All of the nominees are worthy, compelling films. But with the field of possible Best Picture nominees expanded to 10, what the 2022 Oscars needed more than anything was an acknowledgement and inclusion of at least one film that actually fluttered moviegoers’ pulses over the past year. The top five films at the domestic box office in 2021, it might surprise the cinema elite to discover, were “Spider-Man: No Way Home,” “Shang-Chi and the Legend of the Ten Rings,” “Venom: Let There Be Carnage,” “Black Widow” and “F9: The Fast Saga.” The division between what is most popular and what is considered great art is pronounced right now.
Granted, three of the 10 Best Picture nominees are streamers, and “Don’t Look Up” has rewritten the record book for Netflix viewing, but the only Best Picture nominee to crack $100 million at the actual box office is “Dune” (second is “West Side Story” at $38 million).

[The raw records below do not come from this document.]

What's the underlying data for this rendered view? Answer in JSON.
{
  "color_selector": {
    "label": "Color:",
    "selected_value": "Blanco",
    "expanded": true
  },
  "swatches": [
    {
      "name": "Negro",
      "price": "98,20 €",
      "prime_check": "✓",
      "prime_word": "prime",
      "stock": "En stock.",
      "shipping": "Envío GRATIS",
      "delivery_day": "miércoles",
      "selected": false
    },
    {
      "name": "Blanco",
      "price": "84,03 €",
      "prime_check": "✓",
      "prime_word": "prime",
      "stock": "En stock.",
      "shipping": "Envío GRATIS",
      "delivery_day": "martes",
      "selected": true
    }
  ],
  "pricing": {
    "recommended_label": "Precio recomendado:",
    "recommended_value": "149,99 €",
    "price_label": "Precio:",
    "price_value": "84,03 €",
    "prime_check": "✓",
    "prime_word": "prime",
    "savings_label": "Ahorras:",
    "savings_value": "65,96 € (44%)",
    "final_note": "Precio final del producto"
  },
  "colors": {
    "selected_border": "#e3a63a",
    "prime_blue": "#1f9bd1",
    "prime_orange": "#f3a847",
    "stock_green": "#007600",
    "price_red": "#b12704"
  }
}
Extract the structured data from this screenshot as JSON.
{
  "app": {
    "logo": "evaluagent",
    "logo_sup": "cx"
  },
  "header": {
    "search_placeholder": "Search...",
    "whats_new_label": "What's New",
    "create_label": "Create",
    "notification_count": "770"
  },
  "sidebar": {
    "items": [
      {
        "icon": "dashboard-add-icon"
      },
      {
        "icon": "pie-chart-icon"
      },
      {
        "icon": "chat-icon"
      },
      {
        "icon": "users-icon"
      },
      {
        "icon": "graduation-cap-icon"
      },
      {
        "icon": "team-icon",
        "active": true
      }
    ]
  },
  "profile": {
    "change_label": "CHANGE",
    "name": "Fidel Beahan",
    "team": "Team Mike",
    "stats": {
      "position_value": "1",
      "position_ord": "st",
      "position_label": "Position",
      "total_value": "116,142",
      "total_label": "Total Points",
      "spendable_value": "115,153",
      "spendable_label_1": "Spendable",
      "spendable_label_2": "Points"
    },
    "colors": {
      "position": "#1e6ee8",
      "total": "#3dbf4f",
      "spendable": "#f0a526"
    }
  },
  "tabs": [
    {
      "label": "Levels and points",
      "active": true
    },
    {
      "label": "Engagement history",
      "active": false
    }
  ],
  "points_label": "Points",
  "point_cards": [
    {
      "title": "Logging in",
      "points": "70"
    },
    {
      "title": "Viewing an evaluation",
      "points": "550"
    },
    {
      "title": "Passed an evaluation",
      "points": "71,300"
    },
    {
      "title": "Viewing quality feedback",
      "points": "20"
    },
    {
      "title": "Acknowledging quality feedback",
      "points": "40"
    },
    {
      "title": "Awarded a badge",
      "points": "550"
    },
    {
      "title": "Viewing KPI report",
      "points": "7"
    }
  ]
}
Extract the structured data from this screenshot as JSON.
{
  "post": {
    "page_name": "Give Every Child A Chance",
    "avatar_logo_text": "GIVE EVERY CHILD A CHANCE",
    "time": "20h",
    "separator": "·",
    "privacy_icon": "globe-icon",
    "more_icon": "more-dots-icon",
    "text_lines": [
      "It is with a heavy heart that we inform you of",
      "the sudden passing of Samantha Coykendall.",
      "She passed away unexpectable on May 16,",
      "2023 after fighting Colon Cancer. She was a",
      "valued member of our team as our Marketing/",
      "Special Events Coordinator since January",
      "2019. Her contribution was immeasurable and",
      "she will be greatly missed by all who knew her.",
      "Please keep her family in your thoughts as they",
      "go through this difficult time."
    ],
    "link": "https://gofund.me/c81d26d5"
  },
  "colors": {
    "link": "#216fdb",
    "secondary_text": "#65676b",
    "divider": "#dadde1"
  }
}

In the week leading up to Hollywood’s biggest night, the only Best Picture nominee in the current top 20 at the box office is “Licorice Pizza,” at No. 16.
Bottom line: Next Sunday, the Academy is going to deservedly celebrate the triumphant return of film and its unparalleled potential to educate us, challenge our beliefs, infuse our spirits and change our lives. And they will do it to a collective national yawn.
Just maybe, instead of indulging Paul Thomas Anderson’s “Licorice Pizza” – a truly creepy coming-of-age story about a 25-year-old woman who ultimately comes to understand that her soulmate is, in fact, a 16-year-old boy (imagine the outrage had those genders been reversed) – the Academy might have found its way to acknowledge that “Spider-Man: No Way Home” was, in fact, one of the 10 best films of last year. One that just happens to have generated $1.9 billion (with a b) at the box office ... so far.
Ironically enough, tossing those “Spider-Man” fans a bone with a deserved Best Picture nomination might have saved what is looking right now to be an unsavable – and sparsely watched – Oscars telecast.